In preparation for this project, I looked into the following webscraping tools:
- BeautifulSoup
- User-friendly
- Requires dependencies => difficult to transfer code
- Inefficient (for scaling / larger projects)
- Selenium
- Versatile (e.g. automated-testing within the same framework)
- Works well with Javascript
- Not user-friendly (i.e. not designed w/webscraping in mind)
- Scrapy
- Efficient (for scaling / larger projects)
- Written in Python framework => asynchronous capabilities
- No dependencies => portable
- Not user-friendly
Due to my personal time constraints, I decided to use BeautifulSoup for this project. Selenium and Scrapy are tools that I am still unfamiliar with, but look forward to learning!
There are also many ways I could have designed the input/output of information for this project. For example, shell commands for redirecting and piping could have been required or, to more closely emulate as REST API, I could have developed a small Flask web application with 'webscraper 1' in particular as an endpoint.

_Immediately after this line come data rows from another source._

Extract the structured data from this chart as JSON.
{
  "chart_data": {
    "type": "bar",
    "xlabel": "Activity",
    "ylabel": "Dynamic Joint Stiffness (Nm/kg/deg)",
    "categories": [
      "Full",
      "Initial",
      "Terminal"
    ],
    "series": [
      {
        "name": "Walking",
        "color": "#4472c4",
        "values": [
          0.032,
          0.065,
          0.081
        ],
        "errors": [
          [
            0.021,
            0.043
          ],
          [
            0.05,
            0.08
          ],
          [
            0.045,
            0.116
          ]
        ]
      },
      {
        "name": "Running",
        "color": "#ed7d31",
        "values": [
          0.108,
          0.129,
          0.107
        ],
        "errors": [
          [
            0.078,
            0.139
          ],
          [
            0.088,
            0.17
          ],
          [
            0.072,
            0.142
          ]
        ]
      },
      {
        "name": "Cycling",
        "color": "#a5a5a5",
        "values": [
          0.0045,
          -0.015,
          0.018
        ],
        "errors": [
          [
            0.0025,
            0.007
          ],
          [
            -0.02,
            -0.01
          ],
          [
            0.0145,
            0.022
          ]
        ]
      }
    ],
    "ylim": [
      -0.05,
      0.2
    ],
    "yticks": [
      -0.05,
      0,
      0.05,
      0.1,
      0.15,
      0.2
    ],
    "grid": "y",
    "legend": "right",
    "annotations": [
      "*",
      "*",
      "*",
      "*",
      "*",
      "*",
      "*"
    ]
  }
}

Another design choice I made was to use logging as my tool for debugging. Given the nature of the raw HTML being returned by GET requests and then being manipulated with BeautifulSoup, I needed an easy way to read and assess the large amount of data that was the end result of each of these functions and felt that exporting that data to a separate log file would be the best way to accomplish that. Logging is something I had not done before, so I greatly appreciate the practice this project has afforded me with that.